In a new study, researchers from Cornell University, the University of Virginia, the University of Delaware, the University of Missouri, the German European Molecular Biology Laboratory, and the Austrian Institute of Science and Technology provided new details of how the HIV-1 viral structure is assembled. This discovery provides a potential new target for the treatment of this viral infection. The relevant research results were published online in Nature.

 

This study reports that a small molecule called inositol hexakisphosphate (IP6) found in mammalian cells plays an important role in the immature development of this virus (occurring in infected cells) and maturation (occurs after the virus buds from the cell membrane and is cleaved from the cell).

 

 

Robert Dick, the first author of the paper and a postdoctoral researcher at Cornell University, said, “This small molecule plays a role in two different steps in the HIV-1 assembly pathway.” Dick is working in the lab of Volker Vogt, a senior author of the paper and a professor of molecular biology and genetics at Cornell University.

 

In the immature developmental and mature developmental stages of HIV-1, IP6 plays a key role in the pathways that form the protein lattice structure. When the virus develops within the cell, it helps to assemble the immature lattice. This immature crystal lattice undergoes degradation after germination of the virus and is cut from the cell membrane. During this time, IP6 also promotes the assembly of a mature protein lattice within this viral particle.

 

In this study, the researchers purified a structural protein called the Gag protein and mixed it with a nucleic acid that acts as a template, which forms a viral protein lattice type that is found during immature developmental stages.
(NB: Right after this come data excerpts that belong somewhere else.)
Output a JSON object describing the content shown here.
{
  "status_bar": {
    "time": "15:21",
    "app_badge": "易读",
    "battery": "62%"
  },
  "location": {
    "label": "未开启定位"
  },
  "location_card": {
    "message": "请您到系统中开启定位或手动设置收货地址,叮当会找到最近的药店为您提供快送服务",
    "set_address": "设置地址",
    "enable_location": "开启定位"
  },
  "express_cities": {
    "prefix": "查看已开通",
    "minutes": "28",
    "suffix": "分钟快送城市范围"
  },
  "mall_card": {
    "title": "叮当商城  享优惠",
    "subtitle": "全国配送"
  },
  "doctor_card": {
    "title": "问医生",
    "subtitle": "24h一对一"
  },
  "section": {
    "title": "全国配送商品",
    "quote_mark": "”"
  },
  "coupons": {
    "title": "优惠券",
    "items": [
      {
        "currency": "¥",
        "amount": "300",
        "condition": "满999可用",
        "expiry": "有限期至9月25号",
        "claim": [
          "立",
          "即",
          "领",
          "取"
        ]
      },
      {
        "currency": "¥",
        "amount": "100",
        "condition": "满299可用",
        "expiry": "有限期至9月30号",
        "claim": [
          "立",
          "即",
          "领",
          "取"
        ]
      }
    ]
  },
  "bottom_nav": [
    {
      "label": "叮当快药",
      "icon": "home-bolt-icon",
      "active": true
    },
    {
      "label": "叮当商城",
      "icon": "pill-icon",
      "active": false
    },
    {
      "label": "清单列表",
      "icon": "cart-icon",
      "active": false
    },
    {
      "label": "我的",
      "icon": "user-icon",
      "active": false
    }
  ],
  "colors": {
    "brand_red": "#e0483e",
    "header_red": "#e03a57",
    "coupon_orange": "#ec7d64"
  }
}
Dick and colleagues used a stain and electron microscope to observe the rounded virus particles on the grid (basically the viral protein lattice).

 

These researchers repeated the assembly reaction between Gag protein, nucleic acid, and buffer in the presence and absence of IP6. Dick said, “The first few experiments tell us that what we observed is very compelling. The presence of IP6 has greatly increased the number of virus particles we can detect.”

 

Nonetheless, these researchers are not sure where IP6 acts on the Gag protein to make an impact, so they construct different versions of the Gag protein and narrow the range of active sites to predict where IP6 molecules will play and to produce a lattice structure.

 

 

During this time, the researchers contacted Owen Pornillos and Barbie Ganser-Pornillos, researchers of the Department of Molecular Physiology and Biophysics at the University of Virginia, in which Pornillo and Ganser-Pornillos obtained crystallographic data when IP6 molecules interacted with Gag proteins.

 

During the mature developmental stage of the HIV-1 virus, these researchers found that IP6 interacts at sites which exposed after cleavage of the virus particles from the cells. During this time, a new lattice of different proteins (rather than an immature lattice) was produced.

 

These results find the way to the development of potential new therapies. One strategy is to develop or identify drugs that are similar to IP6 and bind to the same site as IP6, thereby blocking this small molecule and preventing the virus from maturing.

 

“One cell can produce millions of viral particles, but if these viral particles don’t go through this maturity, they are not contagious,” Dick said.

 

 

Reference

Robert A. Dick, Kaneil K. Zadrozny, Chaoyi Xu et al. Inositol phosphates are assembly co-factors for HIV-1. Nature, Published Online: 01 August 2018, doi:10.1038/s41586-018-0396-4.